I love individuality! I love the people who are different, who have a spark about them with the courage to have a go and follow-up their somewhat mad ideas. Life is so very short. I’ll let you into a secret. Silverteen comes from the fact I am elderly so fall into the “silver” category – and how annoying is that! Silver surfers, silver splitters, silver line and to cap it all, silver tsunami relating the increasing number of older people. So yes I come into the silver category but that’s only on the outside. I’m still seventeen inside! The passing of the years is very frightening, suddenly the time has gone and the time in front is much much shorter. That means every day should be enjoyed. It doesn’t matter what you do as long as you make the best of the day. I love Jenny Josephs poem called “When I am an Old Woman I Shall Wear Purple “ I’m in her camp!!

Next time I write to you it going to be about clothing…..Oh don’t get me started………

By the way, just to help you, the translation of the title is Awesome, fabulous, do you understand!

Welcome to Silverteen

Silverteen is a world between life and death – that is between the ages of 60ish and death! Now I have a problem with many things in life. Perhaps I am just a moaning old moo but I wonder why it is that when you get to sixty and then to sixty-five and onwards people  (especially shop assistants) start treating you as though your next outing should be for a coffin fitting!  Many a shop assistant has said the immortal words “ah bless” when I might have inadvertently entered the wrong pin number for my credit card. Little did they know how close they came to my fist changing the shape of their nose

The ageing process is not an easy one. Take for example the problem of the socks.

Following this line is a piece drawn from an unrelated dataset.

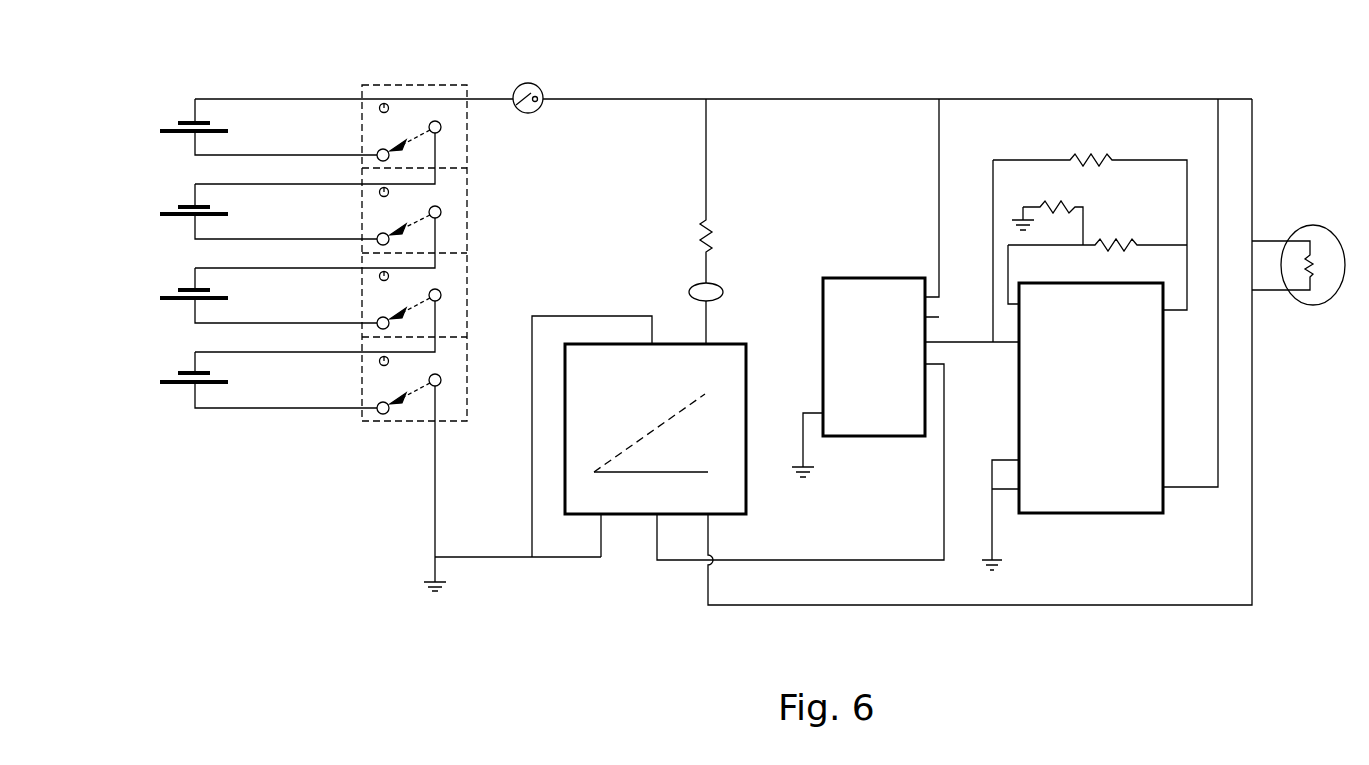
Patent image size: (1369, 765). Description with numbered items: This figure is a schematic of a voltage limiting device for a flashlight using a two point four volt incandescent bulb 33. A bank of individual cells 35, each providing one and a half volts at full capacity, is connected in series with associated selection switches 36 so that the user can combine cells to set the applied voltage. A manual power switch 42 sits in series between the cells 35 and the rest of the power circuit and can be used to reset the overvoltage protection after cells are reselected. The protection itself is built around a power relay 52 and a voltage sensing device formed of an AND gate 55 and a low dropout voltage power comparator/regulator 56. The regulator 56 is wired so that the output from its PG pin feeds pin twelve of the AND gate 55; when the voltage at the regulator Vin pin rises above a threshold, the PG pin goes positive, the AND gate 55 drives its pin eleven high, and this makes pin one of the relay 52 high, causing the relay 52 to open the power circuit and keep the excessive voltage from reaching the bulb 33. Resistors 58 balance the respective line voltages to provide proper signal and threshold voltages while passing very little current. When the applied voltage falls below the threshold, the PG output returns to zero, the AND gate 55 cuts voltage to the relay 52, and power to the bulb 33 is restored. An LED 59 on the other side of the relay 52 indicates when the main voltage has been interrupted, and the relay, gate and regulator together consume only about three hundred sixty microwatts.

There is somewhere a place called “Sock World” I think the portal to this world is somewhere between the tumble dryer and the ironing basket. I know the socks go into the washing machine – I put them there myself. How is it that at least two are missing when they transfer to the tumble? And why do two more different ones disappear between the tumble and the laundry basket. I can’t see the portal but I know it’s there because sometimes the socks come back through and reappear again.  I sometimes wish I could find the portal, I’d like to visit sock world. Lots of brightly coloured socks all milling around matching up with each other even if they are not in proper pairs. A bit like life here really, odd people hooking up with other odd people and some just finding their perfect match. I wonder if sock world is full of nice places for the socks to go and visit. I wonder what they do. I have visions of a gravity free world, full of sunshine and flowers and colourful socks just flying around in it.

I think my home is full of portals. The must be a knife world,  a remote control world,  a cheese world and a money world because all these things just seem to disappear.

Another problem with ageing is that everyone things you are old! Now I may be 70 this year. I may have a face that needs ironing in the mornings but, and its a big but, and this is a secret and so you mustn’t tell anyone, I am actually 70 on the outside but 17 on the inside! I can do all the things I did when I was seventeen (apart from some of the physical things) but I can do them without worrying about the consequences, as at my “out side” age I couldn’t care less what people think of me or say about me. This can sometimes lead to trouble and to being labelled “eccentric”. Actually this is great, if you are eccentric you really can do as you like and no one seems bothered! This means I can walk the dog around the village at midnight in my pyjamas or go down to the local shop using a scooter (a small silver one that you propel with one foot not the disability type). There are still a lot of questions from my neighbours about where the bubbles come from (there are not many children around here to blame for anything) but I love bubbles. I am hoping for a bubble gun for Christmas instead of the usual old age presents! (I’ve also listed a recorder, even though I don’t read music), a new kite (mine got stuck in a tree) and a large fish pond (don’t give much for my chances on this one).